1987年全日本スポーツプロトタイプカー耐久選手権(JSPC)、およびル・マン24時間レース参戦用に日産がマーチより3台購入した。マーチではこの年日産エンジン用以外のシャシーを製作せず、87Gは日産専用車となった。86Gと比べると、リアのオーバーハングがカットされたように短くなっているのが特徴である。ホシノレーシングハセミモータースポーツからエントリーされた。搭載されたVEJ30は、日産にとってR382用V型12気筒GR-X以来のレース専用エンジンである。

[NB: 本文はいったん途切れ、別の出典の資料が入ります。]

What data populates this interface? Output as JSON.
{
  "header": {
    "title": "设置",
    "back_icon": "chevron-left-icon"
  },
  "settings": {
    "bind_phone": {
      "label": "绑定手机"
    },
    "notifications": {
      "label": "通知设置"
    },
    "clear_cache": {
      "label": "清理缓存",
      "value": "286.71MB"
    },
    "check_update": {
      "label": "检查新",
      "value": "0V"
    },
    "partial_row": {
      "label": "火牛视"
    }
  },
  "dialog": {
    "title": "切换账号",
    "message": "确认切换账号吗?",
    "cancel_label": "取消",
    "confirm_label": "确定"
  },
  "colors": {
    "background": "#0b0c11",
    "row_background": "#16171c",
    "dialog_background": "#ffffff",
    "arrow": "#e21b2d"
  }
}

デビュー戦は1987年JSPC開幕戦鈴鹿500km。星野一義が予選で2位を獲得するも、決勝はドライブシャフト破損で17周でリタイヤとなる。2戦目の富士1000kmでは長谷見昌弘によりポールポジションを獲得するも、雨の決勝ではワイパーが作動しないと言う初歩的トラブルでスタートできず、修復後スタートするが1スティント終える前にエンジントラブルでリタイヤとなった。

ル・マンを前に欧州でテストを重ねるが、熟成が進まずエンジントラブルが続発する。ル・マン本戦では、ドライバーの驚異的な粘りで12時間目までに8位に上昇する健闘を見せるが、結局リタイヤとなる。この惨敗のため、逆に日産はこの後本腰を入れてル・マンに挑むようになる。

ル・マン後のJSPCでも目立った成績を修めることはできず、第4戦鈴鹿1000kmでの5位が最高位。この年2勝をあげたトヨタ・87Cに大きく水を開けられることとなった。

日産は翌年、この87Gのモノコックをベースに、ホイールベースを延長し、内製のカウルを装着し、VEJ30から大幅に改良されたエンジンVRH30を搭載する日産・R88Cを投入することとなる。

なお、このマーチ・87G/日産は、「ニッサンR87E」の名でエントリーししている。